The global loss of biodiversity, one of the two existential threats to humanity along with climate change, will be under international scrutiny when Brisbane hosts the world’s leading conservation biology conference.
The International Congress for Conservation Biology is set to take place at the Brisbane Convention & Exhibition Centre (BCEC) in 2025, showcasing Brisbane’s science excellence in conservation biology research to a global audience.
Home to almost every ecosystem in the world and with the second largest number of endemic species of any country, Australia ticks all the boxes.
As Australia’s most biodiverse capital city and a major hub for conservation biology research, Brisbane’s suitability to host the Congress is unrivalled.
The successful bid, supported by Australia’s scientific community was led by BCEC Advocate, and former Queensland Chief Scientist, Professor Hugh Possingham, in partnership with the team at the Brisbane Convention & Exhibition Centre, together with Tourism and Events Queensland, Tourism Australia and Brisbane Economic Development Agency (BEDA).
Over 1,500 researchers and practitioners will attend the Congress, which will shine a light on the ground-breaking activity in key areas such as reef restoration on The Great Barrier Reef, special planning for renewable energy and First People’s knowledge for land and sea management.
With the environmental appeal and credentials of the destination, it is anticipated that many delegates will embark on pre and post touring, showcasing Queensland and Australia to the rest of the world.
The five-day event is set to deliver a $4.3M boost to the Queensland economy and is expected to galvanise interest among Australia’s scientific community as well as from the Asia Pacific, including New Guinea and other Pacific Island neighbours.
The Vice-Chancellor’s Senior Research Fellow, School of Biological Sciences, at the University of Queensland, Hugh Possingham says Queensland is where the critical mass of conservation biology research is based, with James Cook University and the University of Queensland regularly ranking in the top 10 for environmental, ecological and conservation research globally.
“Hosting the Congress in Australia is an opportunity to create real change through an interdisciplinary approach to solving our conservation biology issues, bringing together ecologists, geographers, social scientists, economists and policy makers to create scalable solutions.”
Dr Micha Jackson, President of the Society of Conservation Biology Oceania, local host association, believes highlighting the importance of conservation to a wider audience is a way to greater understanding of the issues we face and the team hopes to do that through staging ‘science in the pub’ nights to generate public debate during the Congress.

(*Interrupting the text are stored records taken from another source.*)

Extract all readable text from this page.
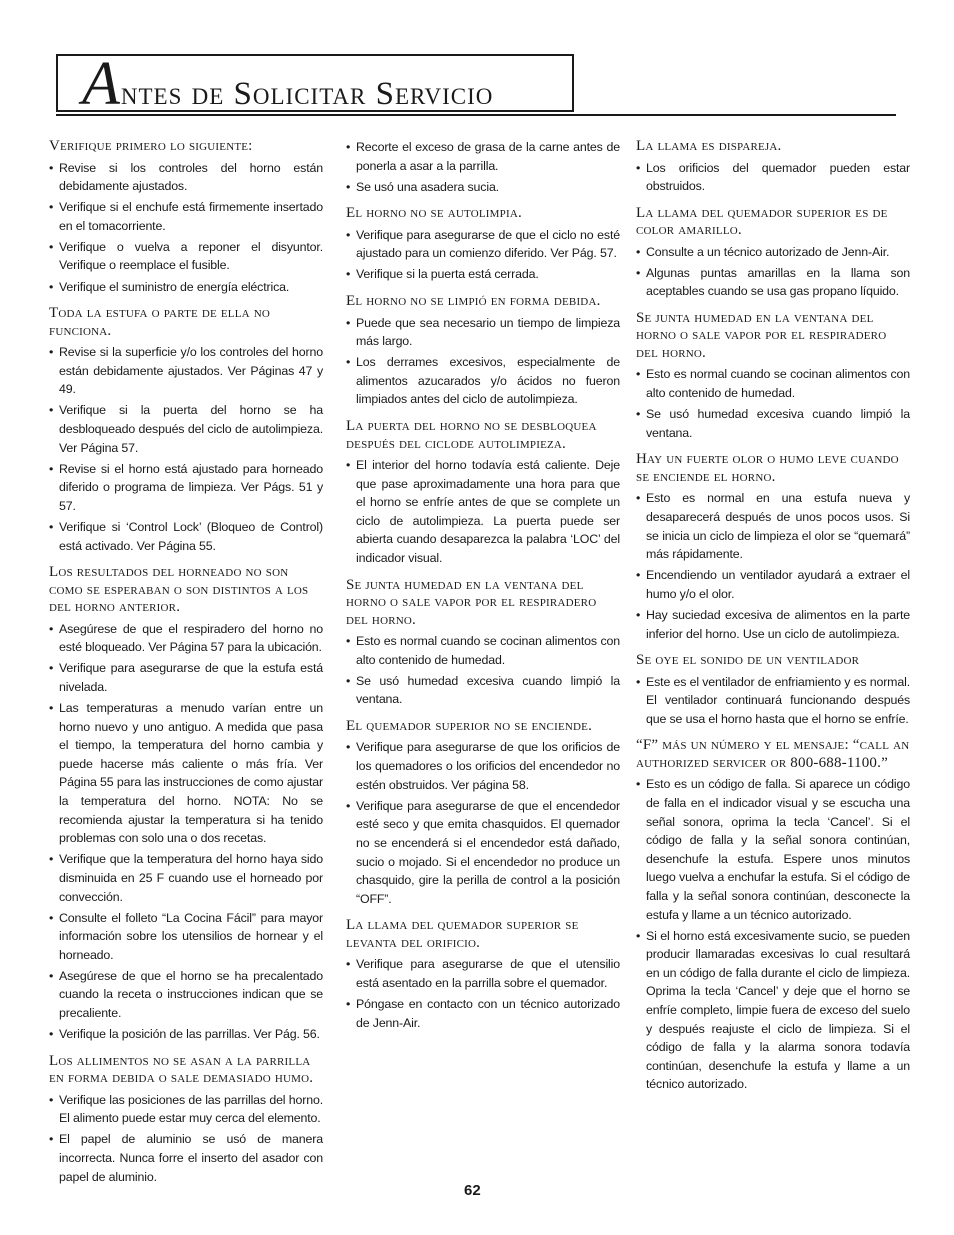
Antes de Solicitar Servicio
Verifique primero lo siguiente:
• Revise si los controles del horno están debidamente ajustados.
• Verifique si el enchufe está firmemente insertado en el tomacorriente.
• Verifique o vuelva a reponer el disyuntor. Verifique o reemplace el fusible.
• Verifique el suministro de energía eléctrica.
Toda la estufa o parte de ella no funciona.
• Revise si la superficie y/o los controles del horno están debidamente ajustados. Ver Páginas 47 y 49.
• Verifique si la puerta del horno se ha desbloqueado después del ciclo de autolimpieza. Ver Página 57.
• Revise si el horno está ajustado para horneado diferido o programa de limpieza. Ver Págs. 51 y 57.
• Verifique si ‘Control Lock’ (Bloqueo de Control) está activado. Ver Página 55.
Los resultados del horneado no son como se esperaban o son distintos a los del horno anterior.
• Asegúrese de que el respiradero del horno no esté bloqueado. Ver Página 57 para la ubicación.
• Verifique para asegurarse de que la estufa está nivelada.
• Las temperaturas a menudo varían entre un horno nuevo y uno antiguo. A medida que pasa el tiempo, la temperatura del horno cambia y puede hacerse más caliente o más fría. Ver Página 55 para las instrucciones de como ajustar la temperatura del horno. NOTA: No se recomienda ajustar la temperatura si ha tenido problemas con solo una o dos recetas.
• Verifique que la temperatura del horno haya sido disminuida en 25 F cuando use el horneado por convección.
• Consulte el folleto “La Cocina Fácil” para mayor información sobre los utensilios de hornear y el horneado.
• Asegúrese de que el horno se ha precalentado cuando la receta o instrucciones indican que se precaliente.
• Verifique la posición de las parrillas. Ver Pág. 56.
Los allimentos no se asan a la parrilla en forma debida o sale demasiado humo.
• Verifique las posiciones de las parrillas del horno. El alimento puede estar muy cerca del elemento.
• El papel de aluminio se usó de manera incorrecta. Nunca forre el inserto del asador con papel de aluminio.
• Recorte el exceso de grasa de la carne antes de ponerla a asar a la parrilla.
• Se usó una asadera sucia.
El horno no se autolimpia.
• Verifique para asegurarse de que el ciclo no esté ajustado para un comienzo diferido. Ver Pág. 57.
• Verifique si la puerta está cerrada.
El horno no se limpió en forma debida.
• Puede que sea necesario un tiempo de limpieza más largo.
• Los derrames excesivos, especialmente de alimentos azucarados y/o ácidos no fueron limpiados antes del ciclo de autolimpieza.
La puerta del horno no se desbloquea después del ciclode autolimpieza.
• El interior del horno todavía está caliente. Deje que pase aproximadamente una hora para que el horno se enfríe antes de que se complete un ciclo de autolimpieza. La puerta puede ser abierta cuando desaparezca la palabra ‘LOC’ del indicador visual.
Se junta humedad en la ventana del horno o sale vapor por el respiradero del horno.
• Esto es normal cuando se cocinan alimentos con alto contenido de humedad.
• Se usó humedad excesiva cuando limpió la ventana.
El quemador superior no se enciende.
• Verifique para asegurarse de que los orificios de los quemadores o los orificios del encendedor no estén obstruidos. Ver página 58.
• Verifique para asegurarse de que el encendedor esté seco y que emita chasquidos. El quemador no se encenderá si el encendedor está dañado, sucio o mojado. Si el encendedor no produce un chasquido, gire la perilla de control a la posición “OFF”.
La llama del quemador superior se levanta del orificio.
• Verifique para asegurarse de que el utensilio está asentado en la parrilla sobre el quemador.
• Póngase en contacto con un técnico autorizado de Jenn-Air.
La llama es dispareja.
• Los orificios del quemador pueden estar obstruidos.
La llama del quemador superior es de color amarillo.
• Consulte a un técnico autorizado de Jenn-Air.
• Algunas puntas amarillas en la llama son aceptables cuando se usa gas propano líquido.
Se junta humedad en la ventana del horno o sale vapor por el respiradero del horno.
• Esto es normal cuando se cocinan alimentos con alto contenido de humedad.
• Se usó humedad excesiva cuando limpió la ventana.
Hay un fuerte olor o humo leve cuando se enciende el horno.
• Esto es normal en una estufa nueva y desaparecerá después de unos pocos usos. Si se inicia un ciclo de limpieza el olor se “quemará” más rápidamente.
• Encendiendo un ventilador ayudará a extraer el humo y/o el olor.
• Hay suciedad excesiva de alimentos en la parte inferior del horno. Use un ciclo de autolimpieza.
Se oye el sonido de un ventilador
• Este es el ventilador de enfriamiento y es normal. El ventilador continuará funcionando después que se usa el horno hasta que el horno se enfríe.
“F” más un número y el mensaje: “call an authorized servicer or 800-688-1100.”
• Esto es un código de falla. Si aparece un código de falla en el indicador visual y se escucha una señal sonora, oprima la tecla ‘Cancel’. Si el código de falla y la señal sonora continúan, desenchufe la estufa. Espere unos minutos luego vuelva a enchufar la estufa. Si el código de falla y la señal sonora continúan, desconecte la estufa y llame a un técnico autorizado.
• Si el horno está excesivamente sucio, se pueden producir llamaradas excesivas lo cual resultará en un código de falla durante el ciclo de limpieza. Oprima la tecla ‘Cancel’ y deje que el horno se enfríe completo, limpie fuera de exceso del suelo y después reajuste el ciclo de limpieza. Si el código de falla y la alarma sonora todavía continúan, desenchufe la estufa y llame a un técnico autorizado.
62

Among the other key legacies being proposed is providing the opportunity for delegates to offset their carbon footprint by working with the Queensland Trust for Nature to set up a designated program enabling delegates to donate directly to a fund for creating new habitats for koalas.
Biodiversity is important for the survival of humanity and Hugh Possingham believes the threat to Australia’s wildlife is more prevalent than ever; cutting edge research is part of stopping the mass extinction we are witnessing.
BCEC General Manager, Kym Guesdon welcomed the announcement, saying it recognises Brisbane’s environmental credentials and reputation as a sustainable conference destination.
“At the Brisbane Convention & Exhibition Centre we continually strive to initiate and deliver better outcomes for our community, clients and the environment. Hosting the world’s leading conservation biology conference aligns with ASM Global ACTS, a program which aims to Invest in People, Protect the Environment and Strengthen our Communities.
This high-profile international environmental congress will enhance the city’s credentials enroute to hosting the world’s first carbon neutral and biodiversity neutral Olympic and Paralympic Games.”
Tourism Australia Managing Director, Phillipa Harrison, said securing the bid to host ICCB 2025, with support of the Business Events Bid Fund program, was a great outcome for the host city and Australia.
“Australia has a world-class offering and through the Business Events Bid Fund Program we are so pleased to be supporting the sector in building a pipeline of future Business Events to Australia,” Ms Harrison said.
“Events such as ICCB deliver significant benefits to our visitor economy and we look forward to welcoming these delegates to Brisbane for this important congress.”
Lord Mayor Adrian Schrinner said Brisbane’s clean and green reputation made it the perfect destination to host the world-leading conservation conference.
“Brisbane is one of Australia’s greenest cities and the most biodiverse capital city in Australia, globally recognised for our natural environment and bold strides in sustainability,” Cr Schrinner said.
“Home to the brightest minds, cutting-edge innovation and a collaborative business environment, Brisbane is also one of the most business-friendly cities in the world.
“Brisbane provides the ultimate experience for delegates to enjoy year-round sunshine, breathtaking natural wonders, authentic First Nations experiences and an acclaimed arts, culture and dining scene.”